Depressed Area

I’ve noticed that an awful lot of people around here are taking antidepressants. Admittedly, I live in New York City, but still, it seems a little creepy. I haven’t bothered to hunt down any statistics, but even just counting the number of people who are casual enough about it to have mentioned it to me (and I figure it’s safe to say that at least half the folks who take them don’t let on) it’s starting to look pretty rampant.

I realize that the sample here is a little skewed. New York’s population includes a lot of people who came here from somewhere else to try to Make It, and right there you have a selection effect: all that hoping and striving can get you pretty wound up, and Making It in the Big City requires a sustained and strenuous effort in a highly stressful environment.

Of course, the sad truth is that brilliance and depression often go hand in hand. Many of history’s greatest thinkers, artists, and statesmen grappled with the wild oscillations of mood that we now call “bipolar disorder”. Churchill struggled with it his whole life; he had bouts of debilitating depression that he called his “black dog”. But when the pendulum swung the other way, he was a dynamo, an irresistible force – it is difficult to imagine how one man, in one lifetime, could have done all that he did. His literary output alone would have been a stupendous life’s work, let alone that little business of rallying his nation and ours to defeat the Nazis.

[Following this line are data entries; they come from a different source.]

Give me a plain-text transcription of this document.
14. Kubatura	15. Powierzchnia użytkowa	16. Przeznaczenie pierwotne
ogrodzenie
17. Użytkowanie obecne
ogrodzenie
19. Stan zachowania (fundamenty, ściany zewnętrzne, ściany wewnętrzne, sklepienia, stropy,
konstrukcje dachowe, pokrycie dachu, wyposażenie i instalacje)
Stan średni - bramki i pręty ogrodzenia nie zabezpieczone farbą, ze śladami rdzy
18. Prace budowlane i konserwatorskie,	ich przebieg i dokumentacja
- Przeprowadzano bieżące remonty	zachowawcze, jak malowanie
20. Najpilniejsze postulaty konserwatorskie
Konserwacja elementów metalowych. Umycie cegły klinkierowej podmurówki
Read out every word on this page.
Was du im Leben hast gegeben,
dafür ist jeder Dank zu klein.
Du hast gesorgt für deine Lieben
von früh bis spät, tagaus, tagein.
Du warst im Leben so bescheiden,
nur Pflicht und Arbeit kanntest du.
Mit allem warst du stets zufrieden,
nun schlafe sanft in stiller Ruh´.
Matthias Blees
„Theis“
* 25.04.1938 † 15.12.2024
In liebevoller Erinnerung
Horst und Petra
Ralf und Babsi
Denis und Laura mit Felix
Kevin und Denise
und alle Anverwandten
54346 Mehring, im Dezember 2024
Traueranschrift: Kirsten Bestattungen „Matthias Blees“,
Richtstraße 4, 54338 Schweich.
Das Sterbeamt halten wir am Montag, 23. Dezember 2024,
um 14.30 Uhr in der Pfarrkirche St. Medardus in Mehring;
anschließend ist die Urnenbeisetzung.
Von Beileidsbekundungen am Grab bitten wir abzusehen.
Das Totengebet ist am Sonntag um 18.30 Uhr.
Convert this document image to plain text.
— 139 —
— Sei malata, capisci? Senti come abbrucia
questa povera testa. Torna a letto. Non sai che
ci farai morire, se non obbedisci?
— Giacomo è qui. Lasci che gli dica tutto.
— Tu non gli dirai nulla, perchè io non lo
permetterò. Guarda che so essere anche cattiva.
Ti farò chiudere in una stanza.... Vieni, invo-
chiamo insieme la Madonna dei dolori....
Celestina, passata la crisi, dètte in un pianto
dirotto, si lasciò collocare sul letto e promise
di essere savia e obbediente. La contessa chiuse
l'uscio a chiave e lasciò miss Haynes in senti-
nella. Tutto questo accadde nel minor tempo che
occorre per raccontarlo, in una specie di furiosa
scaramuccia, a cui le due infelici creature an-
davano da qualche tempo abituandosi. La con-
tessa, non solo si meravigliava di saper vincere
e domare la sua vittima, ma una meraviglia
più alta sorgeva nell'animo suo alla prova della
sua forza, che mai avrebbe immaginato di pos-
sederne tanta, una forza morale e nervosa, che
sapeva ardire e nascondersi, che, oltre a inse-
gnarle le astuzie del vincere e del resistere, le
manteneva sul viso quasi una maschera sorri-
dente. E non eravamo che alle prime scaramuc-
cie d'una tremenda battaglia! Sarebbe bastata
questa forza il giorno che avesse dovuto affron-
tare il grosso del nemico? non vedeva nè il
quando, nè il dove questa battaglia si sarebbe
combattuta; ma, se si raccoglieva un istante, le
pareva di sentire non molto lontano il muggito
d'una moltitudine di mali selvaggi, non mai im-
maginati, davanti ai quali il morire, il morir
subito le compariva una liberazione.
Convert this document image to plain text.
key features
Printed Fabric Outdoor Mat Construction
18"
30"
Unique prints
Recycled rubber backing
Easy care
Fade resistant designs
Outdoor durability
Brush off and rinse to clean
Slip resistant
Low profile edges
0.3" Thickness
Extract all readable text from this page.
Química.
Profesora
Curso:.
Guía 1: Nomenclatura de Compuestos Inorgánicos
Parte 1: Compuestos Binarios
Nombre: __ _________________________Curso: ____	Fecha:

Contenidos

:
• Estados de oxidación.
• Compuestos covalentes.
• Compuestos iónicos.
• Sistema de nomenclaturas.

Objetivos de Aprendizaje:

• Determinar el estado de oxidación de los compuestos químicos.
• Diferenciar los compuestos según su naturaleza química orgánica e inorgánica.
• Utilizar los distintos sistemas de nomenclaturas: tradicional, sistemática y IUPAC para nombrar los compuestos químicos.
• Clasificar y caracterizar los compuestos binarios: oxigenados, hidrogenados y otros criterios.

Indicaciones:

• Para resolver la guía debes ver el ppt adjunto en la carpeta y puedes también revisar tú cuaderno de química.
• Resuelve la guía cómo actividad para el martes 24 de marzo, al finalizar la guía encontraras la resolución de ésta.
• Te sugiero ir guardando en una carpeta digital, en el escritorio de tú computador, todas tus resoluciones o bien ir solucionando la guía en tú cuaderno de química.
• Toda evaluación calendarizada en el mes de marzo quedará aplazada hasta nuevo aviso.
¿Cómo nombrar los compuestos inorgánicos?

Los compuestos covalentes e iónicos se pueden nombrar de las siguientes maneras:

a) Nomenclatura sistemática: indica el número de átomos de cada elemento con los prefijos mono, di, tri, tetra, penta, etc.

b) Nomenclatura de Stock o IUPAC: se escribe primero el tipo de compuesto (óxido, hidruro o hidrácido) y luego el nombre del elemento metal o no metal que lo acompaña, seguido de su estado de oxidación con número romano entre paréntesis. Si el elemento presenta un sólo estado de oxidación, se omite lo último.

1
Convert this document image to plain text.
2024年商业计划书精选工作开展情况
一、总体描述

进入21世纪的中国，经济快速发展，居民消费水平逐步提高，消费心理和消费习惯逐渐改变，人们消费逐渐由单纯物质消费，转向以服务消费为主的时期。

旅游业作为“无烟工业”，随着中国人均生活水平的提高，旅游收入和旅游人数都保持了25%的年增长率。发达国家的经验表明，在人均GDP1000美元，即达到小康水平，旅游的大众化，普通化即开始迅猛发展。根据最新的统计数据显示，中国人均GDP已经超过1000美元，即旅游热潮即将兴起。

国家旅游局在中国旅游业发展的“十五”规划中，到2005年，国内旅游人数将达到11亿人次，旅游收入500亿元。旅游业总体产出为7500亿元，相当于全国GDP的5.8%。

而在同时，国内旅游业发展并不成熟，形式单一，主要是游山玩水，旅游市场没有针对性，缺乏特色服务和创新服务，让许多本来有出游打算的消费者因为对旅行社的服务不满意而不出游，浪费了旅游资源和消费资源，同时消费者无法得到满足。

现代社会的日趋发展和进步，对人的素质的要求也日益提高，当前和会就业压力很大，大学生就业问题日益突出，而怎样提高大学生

But what if Sir Winston had had a prescription for Prozac? What if Mozart or Beethoven or van Gogh had enjoyed the blessings of modern psychopharmacology? They might very well have been happier. And the world would be a very different – and poorer – place.

How many of the bright and creative people I know who spare themselves the pain of depression by taking these medicines are at the same time muting the glow of their brilliance? I suppose we’ll never know. Those of us who stay naturally on an even keel are often grateful for it (I know I am); our lives are relatively tranquil, and we are spared the suffering we see in our more labile acquaintances. We are living in the fat part of the bell curve, the “normal” part. But, speaking for myself at least, I am well aware that my sedate and level psyche contains no spark of genius; that it is not given to someone like me to create anything truly extraordinary. No, it is out on the edges of the map – where there be monsters – that all the interesting things happen.